By Michael J. Kosares
Founder, USAGOLD and author of The ABCs of Gold Investing – How to Protect and Build Your Wealth with Gold
“Gold prices have enjoyed a hefty climb so far this year as the market continues to guess the pace and timing of the next U.S. interest-rate hike, but the battle for the U.S. presidency is set to take center stage as Election Day nears. And it doesn’t matter if Republican Party nominee Donald Trump or Democratic Party nominee Hillary Clinton moves on to be the next president of the United States—gold is likely to come out a winner, George Milling-Stanley, head of gold investment strategy at State Street Global Advisors.” –– Myra Saefong/MarketWatch/10-19-2016
Gold is not just an inert metal, it is also an indifferent metal. It doesn’t care who wins the election. It is apolitical – one might even call it politically agnostic. In the end, it will respond to the macro-economic situation globally as it unfolds no matter who sits behind the desk in the Oval Office. It will assume, as it has in the past, that presidents can only do so much no matter what political agenda he or she intends. Washington, it says, is not Mount Olympus where the gods dwell, but the place where a mere mortal will take the stage January 20, 2017 – for better or worse.

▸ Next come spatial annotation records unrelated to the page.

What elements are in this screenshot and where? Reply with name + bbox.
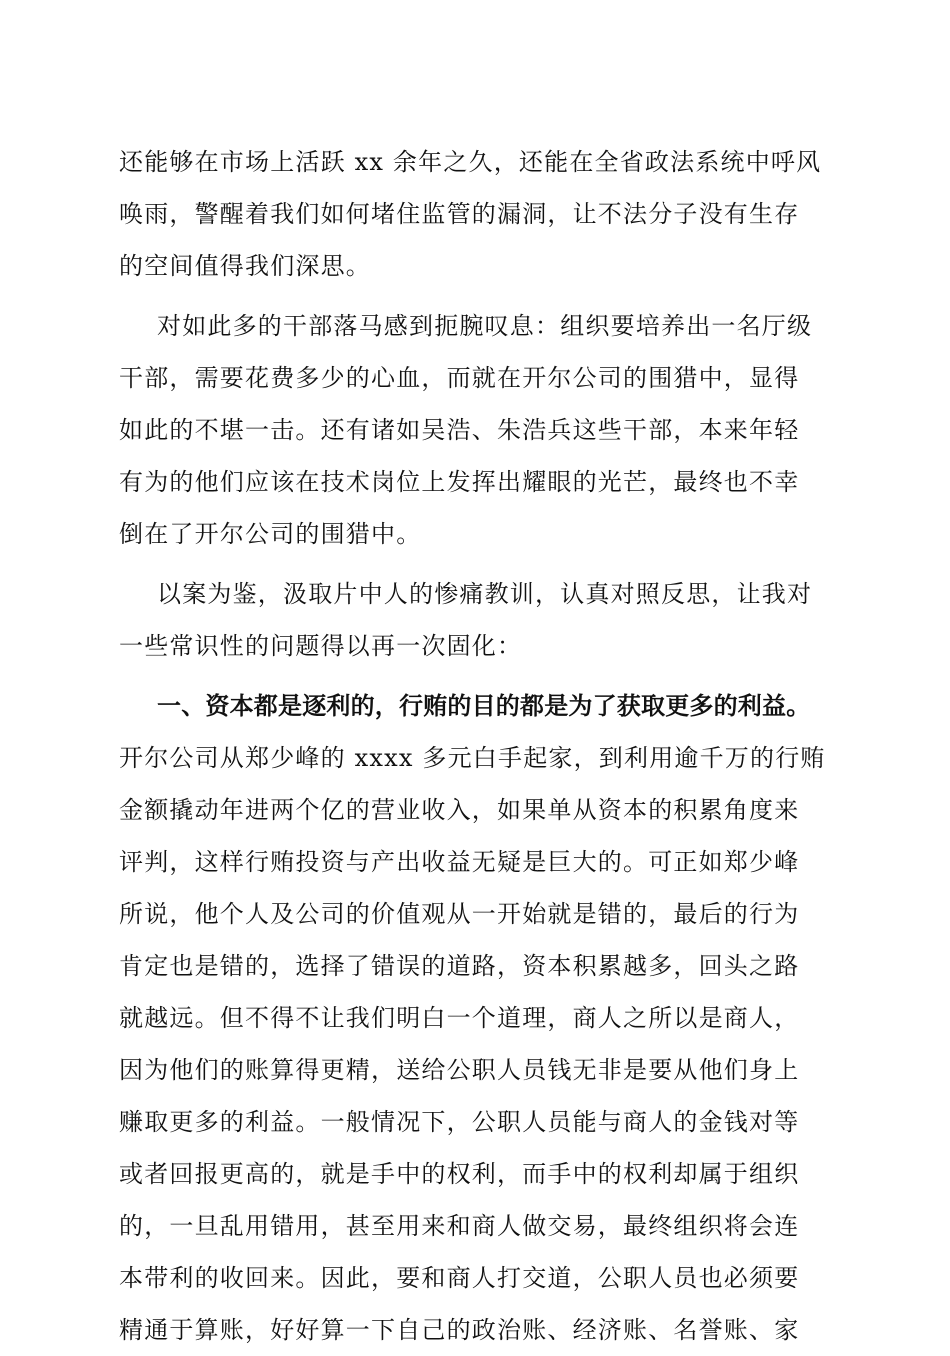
text-line: 赚取更多的利益。一般情况下，公职人员能与商人的金钱对等: [119, 1108, 800, 1136]
text-line: 如此的不堪一击。还有诸如吴浩、朱浩兵这些干部，本来年轻: [119, 416, 800, 444]
section-heading: 一、资本都是逐利的，行贿的目的都是为了获取更多的利益。: [157, 692, 811, 720]
text-line: 或者回报更高的，就是手中的权利，而手中的权利却属于组织: [119, 1160, 800, 1188]
paragraph-gap: [119, 292, 839, 300]
section-1: [119, 680, 839, 1356]
text-line: 干部，需要花费多少的心血，而就在开尔公司的围猎中，显得: [119, 364, 800, 392]
paragraph-1: [119, 136, 839, 292]
paragraph-3: [119, 568, 839, 672]
text-line: 的空间值得我们深思。: [119, 252, 371, 280]
text-line: 因为他们的账算得更精，送给公职人员钱无非是要从他们身上: [119, 1056, 800, 1084]
text-line: 所说，他个人及公司的价值观从一开始就是错的，最后的行为: [119, 900, 800, 928]
text-line: 对如此多的干部落马感到扼腕叹息：组织要培养出一名厅级: [157, 312, 813, 340]
text-line: 唤雨，警醒着我们如何堵住监管的漏洞，让不法分子没有生存: [119, 200, 800, 228]
text-line: 开尔公司从郑少峰的 xxxx 多元白手起家，到利用逾千万的行贿: [119, 744, 826, 772]
text-line: 以案为鉴，汲取片中人的惨痛教训，认真对照反思，让我对: [157, 580, 813, 608]
document-body: [119, 136, 839, 1356]
text-line: 本带利的收回来。因此，要和商人打交道，公职人员也必须要: [119, 1264, 800, 1292]
text-line: 肯定也是错的，选择了错误的道路，资本积累越多，回头之路: [119, 952, 800, 980]
text-line: 精通于算账，好好算一下自己的政治账、经济账、名誉账、家: [119, 1316, 800, 1344]
text-line: 的，一旦乱用错用，甚至用来和商人做交易，最终组织将会连: [119, 1212, 800, 1240]
paragraph-gap: [119, 672, 839, 680]
text-line: 一些常识性的问题得以再一次固化：: [119, 632, 523, 660]
paragraph-gap: [119, 560, 839, 568]
paragraph-2: [119, 300, 839, 560]
text-line: 就越远。但不得不让我们明白一个道理，商人之所以是商人，: [119, 1004, 800, 1032]
text-line: 还能够在市场上活跃 xx 余年之久，还能在全省政法系统中呼风: [119, 148, 822, 176]
text-line: 倒在了开尔公司的围猎中。: [119, 520, 422, 548]
text-line: 金额撬动年进两个亿的营业收入，如果单从资本的积累角度来: [119, 796, 800, 824]
text-line: 有为的他们应该在技术岗位上发挥出耀眼的光芒，最终也不幸: [119, 468, 800, 496]
text-line: 评判，这样行贿投资与产出收益无疑是巨大的。可正如郑少峰: [119, 848, 800, 876]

Yesterday, Bloomberg posted a somewhat unbelievable headline for those of us who still adhere to a more or less classical view of economics:
Central bankers rejoice: There are signs that inflation is actually arriving
A decade ago, the posting of such a sentiment would have been full-proof that economic policy makers had finally gone collectively mad. Now it is greeted with enthusiasm amongst the mainstream media and Wall Street as well as apparently (if Bloomberg is right) within the Federal Reserve and the rest of Washington. This might fall under the category of being careful what one should wish for, or it might be just another piece of hopeful propaganda. And then again, the hoped for incipient inflation might simply turn out to be another in a long line of non-starters.
In the end, the same intractable demographic problems outlined here at length over the past several weeks will greet the next president day one of his or her presidency. The baby boomers will continue to eschew spending and attempt to save for retirement. The succeeding generations will continue to be mired in student debt and low-paying jobs that make it difficult to own a home and thereby pump up general demand. And Congress and Washington D.C. are likely to slip into the same institutional tension that has gridlocked the nation politically and economically for more years than any of us care to count.
The combined effect will be continuing weak demand, disinflation and the accompanying systemic risks. Secular stagnation, as some have come to call it, will remain a steep hill to climb for the next president. Should we hit another rut in the road as we did in 2007-2008, gold will be there to help its owners pick up the pieces. It doesn’t care who wins the election and it is indifferent as to which presidential candidate’s name will be attached to the next economic crisis. We might get a bump in one direction or the other after November 8th, but thereafter gold will likely settle again into trends driven by the big, overarching themes dominating all the financial markets.
One man’s opinion. . .and all I care to say publicly about the upcoming election.